Open knownasilya opened 8 years ago
My Strider instance HTTP server also starts timing out if multiple commit hooks come in at the same time and multiple projects are built. After a couple minutes it eventually seems to come back online (without a restart), but I'll see several 502s from my reverse proxy in the meantime if I try to load the Strider dashboard or send another commit webhook within those several minutes.
I'm not sure where the delay is, but I'm especially curious what's blocking the HTTP thread, I thought most of the prepare phase would be delegated to the workers?
Did you enable concurrent builds? That should help with multiple projects
@knownasilya yeah I'm at CONCURRENT_JOBS=4
. Would that affect the Strider HTTP server though? I don't mind waiting for the jobs to complete, the problem is that some of the GitHub webhooks are being dropped due to timeouts.
That's weird, maybe the timeout isn't sufficient for your proxy? The webhooks respond back to github almost instantly, once the job has been scheduled.
I verified it's not problem with my reverse proxy by running curl localhost:3000
immediately after a project begins the test/deploy cycle... I can actually reproduce it just by manually triggering one job through Test and Deploy through the UI and then immediately running curl localhost:3000
. The request will take considerably longer if even one job is being prepared (usually requests to the Strider index take approximately 1-2 seconds, if a job is being prepared the request will take approximately 30 seconds).
The curl localhost:3000
will take 3-4 minutes if 3-4 jobs are being started (even with 8 concurrent workers), which is too long for GitHub/BitBucket webhooks.

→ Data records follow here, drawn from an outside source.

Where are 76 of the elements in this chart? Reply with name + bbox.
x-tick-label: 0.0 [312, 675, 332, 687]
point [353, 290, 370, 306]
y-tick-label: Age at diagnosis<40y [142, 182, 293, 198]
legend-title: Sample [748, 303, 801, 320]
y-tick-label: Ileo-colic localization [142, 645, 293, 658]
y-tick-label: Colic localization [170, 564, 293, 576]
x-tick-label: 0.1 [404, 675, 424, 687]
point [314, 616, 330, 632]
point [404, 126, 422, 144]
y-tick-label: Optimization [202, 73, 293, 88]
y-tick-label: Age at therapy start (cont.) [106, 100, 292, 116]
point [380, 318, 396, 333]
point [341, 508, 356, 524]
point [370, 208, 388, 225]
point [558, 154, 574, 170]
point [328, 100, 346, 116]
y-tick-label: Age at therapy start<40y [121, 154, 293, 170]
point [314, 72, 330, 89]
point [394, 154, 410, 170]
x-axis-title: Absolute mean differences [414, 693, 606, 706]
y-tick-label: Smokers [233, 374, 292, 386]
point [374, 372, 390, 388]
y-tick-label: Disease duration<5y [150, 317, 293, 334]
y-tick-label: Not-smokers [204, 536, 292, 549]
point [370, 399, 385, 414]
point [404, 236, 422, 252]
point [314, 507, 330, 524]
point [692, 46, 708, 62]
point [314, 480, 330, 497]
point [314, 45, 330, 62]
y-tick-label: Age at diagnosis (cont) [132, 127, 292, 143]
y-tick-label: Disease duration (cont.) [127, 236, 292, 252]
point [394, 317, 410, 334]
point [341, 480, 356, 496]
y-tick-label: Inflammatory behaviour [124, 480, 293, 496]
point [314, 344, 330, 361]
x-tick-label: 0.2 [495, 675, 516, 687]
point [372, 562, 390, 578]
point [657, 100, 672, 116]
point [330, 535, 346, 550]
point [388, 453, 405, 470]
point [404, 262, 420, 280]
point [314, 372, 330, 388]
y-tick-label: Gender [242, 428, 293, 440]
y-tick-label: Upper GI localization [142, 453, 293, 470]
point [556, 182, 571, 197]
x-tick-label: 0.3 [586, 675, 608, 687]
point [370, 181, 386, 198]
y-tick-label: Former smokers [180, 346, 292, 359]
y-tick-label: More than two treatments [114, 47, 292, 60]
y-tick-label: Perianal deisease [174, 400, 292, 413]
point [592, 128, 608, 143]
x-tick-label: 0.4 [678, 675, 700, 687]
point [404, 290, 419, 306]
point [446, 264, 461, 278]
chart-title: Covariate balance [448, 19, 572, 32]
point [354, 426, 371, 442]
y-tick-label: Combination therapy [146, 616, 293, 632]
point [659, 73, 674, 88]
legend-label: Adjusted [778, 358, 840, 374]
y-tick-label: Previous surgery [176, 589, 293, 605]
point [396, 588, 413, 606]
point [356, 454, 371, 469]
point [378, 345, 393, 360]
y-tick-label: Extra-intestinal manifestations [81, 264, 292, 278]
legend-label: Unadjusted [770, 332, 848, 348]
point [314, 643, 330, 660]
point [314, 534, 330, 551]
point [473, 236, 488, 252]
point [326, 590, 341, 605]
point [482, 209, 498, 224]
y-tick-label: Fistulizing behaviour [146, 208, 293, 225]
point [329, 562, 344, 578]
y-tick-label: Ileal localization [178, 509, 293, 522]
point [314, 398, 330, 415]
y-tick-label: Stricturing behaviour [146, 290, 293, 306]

I downgraded our server back to a much older version of Strider, and the problem is resolved. Not sure what Strider commits introduced this problem, but the old version we're running again now ( https://github.com/Strider-CD/strider/commit/84a6b878f0b1b3d3528d3f5f19251353f07b4ea7 ) works great.
I've updated the simple-runner with additional debug statements, so if you have time to investigate in the future, please do, using DEBUG=strider*
to see if there is a runner error. You'll have to update the simple-runner in the plugins.
I've noticed this happening sometimes:
I'm not sure why it halts in "prepare", seems like that's the culprit here, and maybe an error isn't being handled correctly.